Coup de cœur de La Lune Mauve

« Peace » de Brom

1998.

J’ai 15 ans et je prends d’assaut le petit modem 56k dont mon père vient tout juste de faire l’acquisition. À l’époque, Internet se vend à l’échelle d’une heure par mois — peut-être deux. Le débit est lent, les soixante minutes passe en un battement de cils.

Fascinée par l’obscur et par ses œuvres, je dépile les pages perso Geocities consacrées à la culture gothique et à la fantasy. Et puis, bien vite, je tombe sur les illustrations de Brom. Je les admire, je les détaille, je les enregistre sur mon petit ordinateur portable, où elles resteront des années.

Souvent imitées, jamais égalées, les illustrations de Gerald Brom ont tapissé mes rêves noirs de créatures masquées, tatouées et surnaturelles. Aux diamants frappés à même la chair, répondent les ailes profondément enracinées dans le dos d’un ange éphémère.

Jeux vidéo, jeux de rôles, livres, comics, films : l’ADN de Brom est partout, comme un spectre ayant laissé une empreinte indélébile depuis l’au-delà sur le travail de ses descendants.
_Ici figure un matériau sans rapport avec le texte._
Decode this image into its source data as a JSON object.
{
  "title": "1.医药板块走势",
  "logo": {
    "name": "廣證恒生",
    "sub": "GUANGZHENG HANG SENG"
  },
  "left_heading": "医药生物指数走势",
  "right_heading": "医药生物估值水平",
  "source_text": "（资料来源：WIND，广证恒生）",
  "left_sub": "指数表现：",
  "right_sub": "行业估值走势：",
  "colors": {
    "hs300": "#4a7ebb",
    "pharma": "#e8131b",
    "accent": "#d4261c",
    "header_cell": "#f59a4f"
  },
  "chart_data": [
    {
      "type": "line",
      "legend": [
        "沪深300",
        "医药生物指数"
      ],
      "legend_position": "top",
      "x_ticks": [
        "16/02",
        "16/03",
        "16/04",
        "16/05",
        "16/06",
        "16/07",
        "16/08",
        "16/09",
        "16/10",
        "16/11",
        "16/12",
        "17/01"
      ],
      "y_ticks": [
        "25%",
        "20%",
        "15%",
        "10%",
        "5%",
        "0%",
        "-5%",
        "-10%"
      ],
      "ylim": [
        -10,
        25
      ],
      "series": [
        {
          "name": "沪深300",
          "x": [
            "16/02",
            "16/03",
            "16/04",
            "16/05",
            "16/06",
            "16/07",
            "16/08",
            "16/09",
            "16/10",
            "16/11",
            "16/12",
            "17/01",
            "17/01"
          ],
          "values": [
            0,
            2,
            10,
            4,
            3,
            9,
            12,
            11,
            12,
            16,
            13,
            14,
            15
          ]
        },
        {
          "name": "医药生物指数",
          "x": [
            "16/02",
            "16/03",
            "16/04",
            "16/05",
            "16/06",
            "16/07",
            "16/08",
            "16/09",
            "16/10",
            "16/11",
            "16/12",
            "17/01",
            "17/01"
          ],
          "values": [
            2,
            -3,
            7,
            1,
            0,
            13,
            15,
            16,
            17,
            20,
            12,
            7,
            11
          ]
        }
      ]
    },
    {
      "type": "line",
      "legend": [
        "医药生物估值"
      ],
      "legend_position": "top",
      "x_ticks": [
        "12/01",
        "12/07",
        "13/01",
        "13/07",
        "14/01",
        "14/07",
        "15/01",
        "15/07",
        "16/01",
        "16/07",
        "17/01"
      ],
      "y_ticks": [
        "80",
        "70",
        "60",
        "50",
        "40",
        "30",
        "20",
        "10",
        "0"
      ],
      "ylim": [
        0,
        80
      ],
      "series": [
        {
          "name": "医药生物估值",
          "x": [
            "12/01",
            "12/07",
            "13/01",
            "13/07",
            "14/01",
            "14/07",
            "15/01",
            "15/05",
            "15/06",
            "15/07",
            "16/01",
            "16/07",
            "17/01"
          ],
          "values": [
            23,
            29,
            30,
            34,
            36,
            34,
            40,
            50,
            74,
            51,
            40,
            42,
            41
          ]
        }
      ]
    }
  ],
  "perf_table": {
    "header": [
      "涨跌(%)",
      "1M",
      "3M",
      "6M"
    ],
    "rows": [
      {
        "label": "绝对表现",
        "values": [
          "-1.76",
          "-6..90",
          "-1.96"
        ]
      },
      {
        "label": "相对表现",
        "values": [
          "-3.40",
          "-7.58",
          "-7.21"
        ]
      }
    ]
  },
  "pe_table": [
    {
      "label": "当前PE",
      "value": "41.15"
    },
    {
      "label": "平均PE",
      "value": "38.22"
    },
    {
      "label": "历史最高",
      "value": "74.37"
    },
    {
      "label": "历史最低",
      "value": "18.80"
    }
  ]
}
Sombre, mais plus que ça. Une référence, un bestiaire magique et une patte culte, modelant pour toujours mes visions glacées.

À l’occasion de la sortie de l’imposante monographie The Art of Brom, publié par Flesk Publications à l’issue d’un projet Kickstarter couronné de succès, je me fraye avec gourmandise un chemin au beau milieu de ces êtres ambivalents, que je connais depuis des années.